The judgment reads: “One issue at the trial was whether the appellant’s failure to wear a crash helmet caused his head injury, or resulted in a more severe head injury than he would otherwise have suffered. The learned trial judge, after reviewing the evidence relevant to that issue, was not satisfied on the balance of probabilities “that the head injury would not have been caused or would have been of less severity, had the plaintiff been wearing a helmet”. That conclusion has not been challenged in these proceedings.”
The judgment continues: “The finding of contributory negligence was made on the basis that the appellant was negligent simply in travelling as a pillion passenger at the time of the accident, having regard to the relevant circumstances.” And also, “… I am of the opinion that a person of ordinary prudence would not have gone riding on the motor cycle with the defendant in all of the circumstances. That is more acutely so after Mr Bates had spoken to the pair. The plaintiff has unreasonably exposed himself to a risk of injury. The risk was in part caused by the reduced capabilities of the defendant because he had been drinking. I find that the plaintiff was in breach of the duty to take care of himself and thereby contributed to his injuries.”

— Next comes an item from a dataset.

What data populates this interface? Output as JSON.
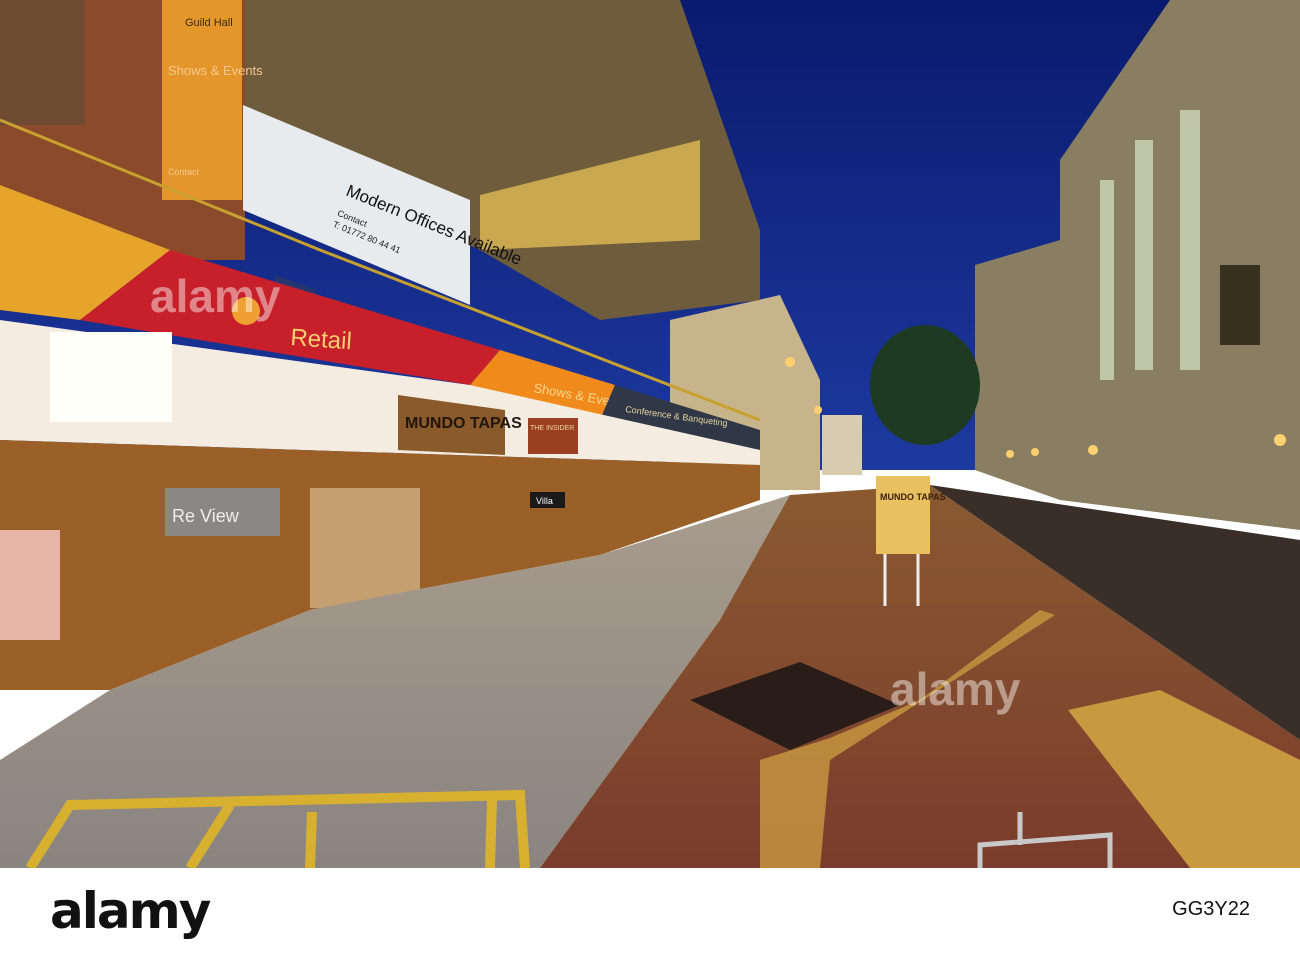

Motorcyclists arguing about the dollar figure apportioned to their responsibility in the event of injury are missing the point. It took a decade for Mr Potts to be awarded compensation for his injuries. The dollar figure of any pay-out is sour consolation when a rider (or pillion) could have or should have taken better care before the event. And protective gear is only one part of this consideration and one barely relevant to the courts in matters of contributory negligence.
There are times when closeting oneself in thick, impenetrable leather from head to toe may be appropriate. There are times when it may not. There are times when a pair of jeans and light jacket are perfectly sufficient, and other times when it may not. In either case, contributory negligence should be the least of any riders concerns. They will feel the full pain of their own personal responsibility when they are stuck in traffic on an impassable road on a 38 degree day, and disorientated and suffering from heat exhaustion, ride off a cliff. They will feel the full depth of their personal responsibility when a nurse is scouring gravel from the bitumen-grated raw flesh of what used to be their arse cheeks.
Different circumstances call for different decisions when it comes to matters of “safety” and “duty of care”. Be smart. Be aware. Make good choices because injuries may be minor or they may be catastrophic – not because “money”. And no amount of compensation negates the fact that death is final.